Suudi Arabistan’ın Yemen müdahalesi kimseyi şaşırtmadı. Fakat asıl şaşırtıcı olmayan, hatta göz göre gelen ise İslam coğrafyasında mezhepçi politikaların yarattığı kutuplaşma. Allah muhafaza, böyle devam ederse bu kutuplaşmanın geniş ölçekli bir sıcak çatışmaya dönüşme ihtimali hiç uzak değil.

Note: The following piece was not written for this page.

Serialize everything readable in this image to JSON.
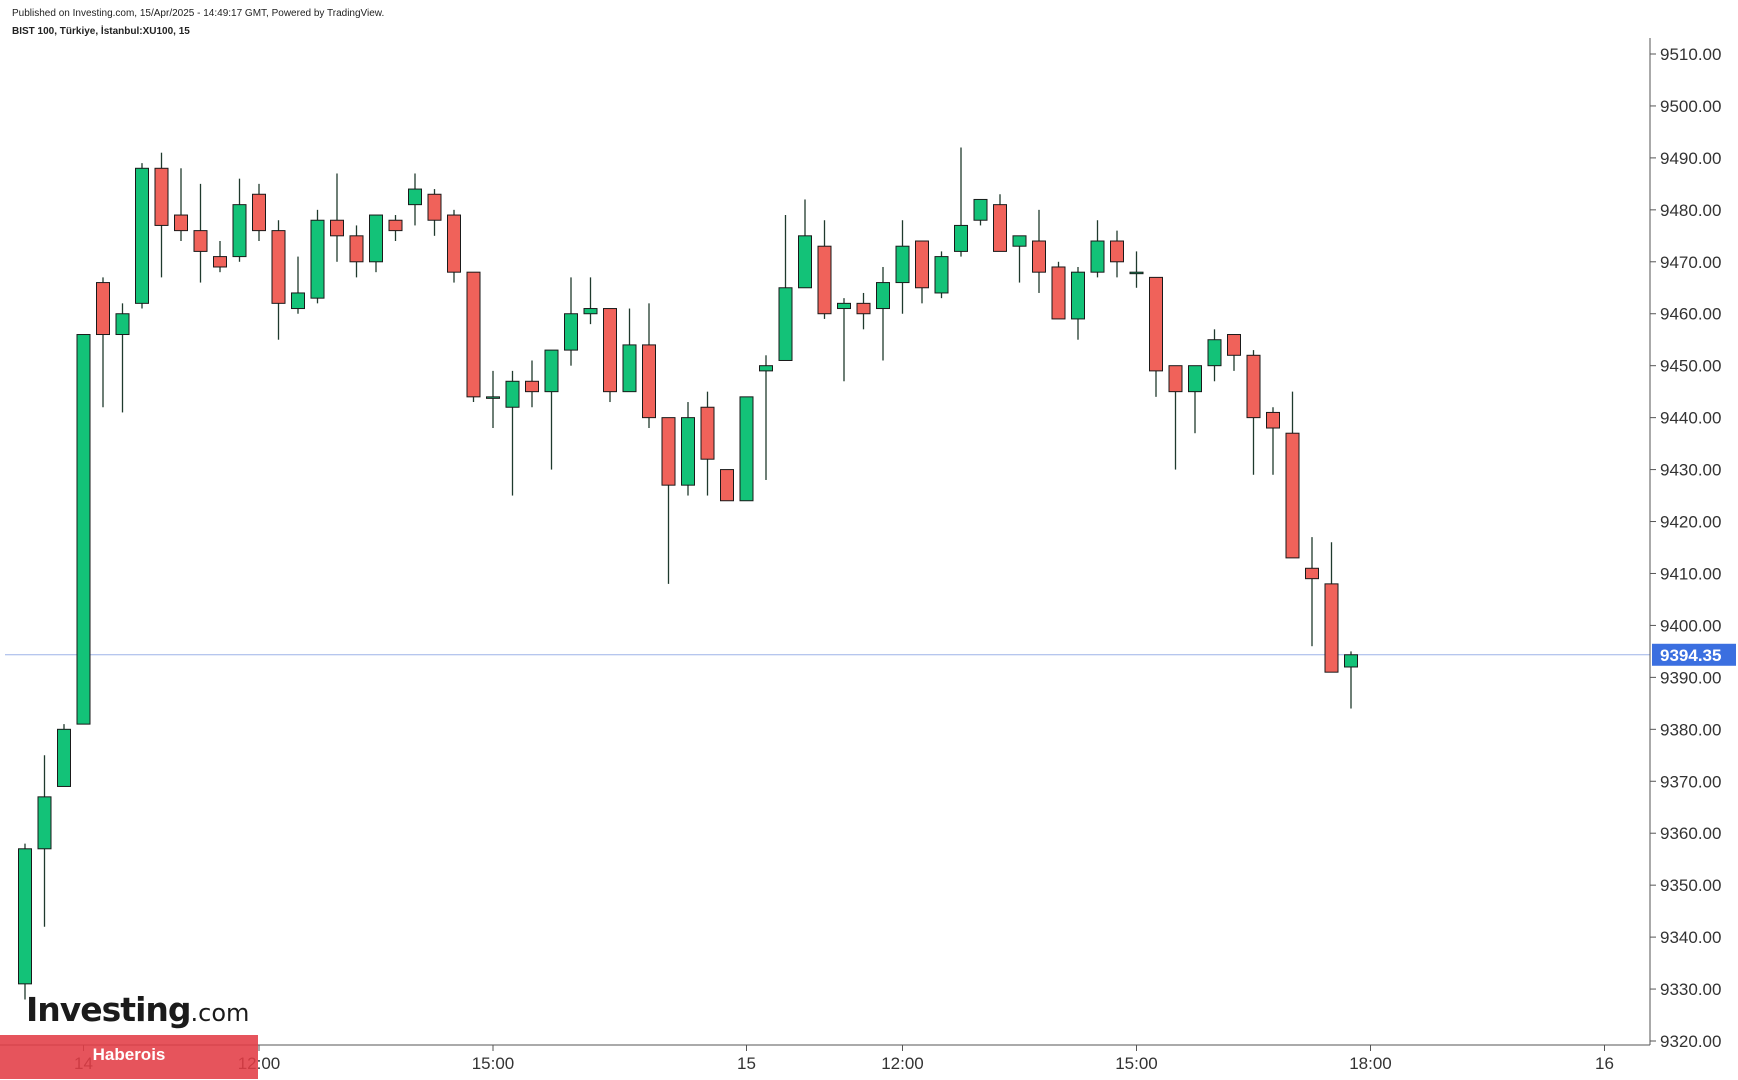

Suudi Arabistan, Islah Hareketi’nin gücünü kırmak için Husiler’in güçlenmesine göz yumdu. İran ise Yemen’i uzak karakolu haline getirmek adına Husiler’e her türlü desteği verdi. Askeri eğitim, danışmanlık, silah... Ama daha önemlisi, devrik lider Ali Abdullah Salih ve oğlu, Cumhurbaşkanı Mansur Hadi’yi zayıflatmak için her türlü kirli ittifaka girdi. Husiler’in Suudi Arabistan ve Ali Salih eliyle güçlendirilmesi işte bu şekilde oldu. İran ise en iyi yaptığı şeyi yaptı ve tıpkı Lübnan’da Hizbullah ile yaptığı gibi Husiler üzerinden de Yemen’de rol aldı.
Suudi Arabistan nihayetinde Arap Birliği’ni de yanına alarak İran’ın bölgedeki Şii yayılmacılığını durdurma kararı aldı.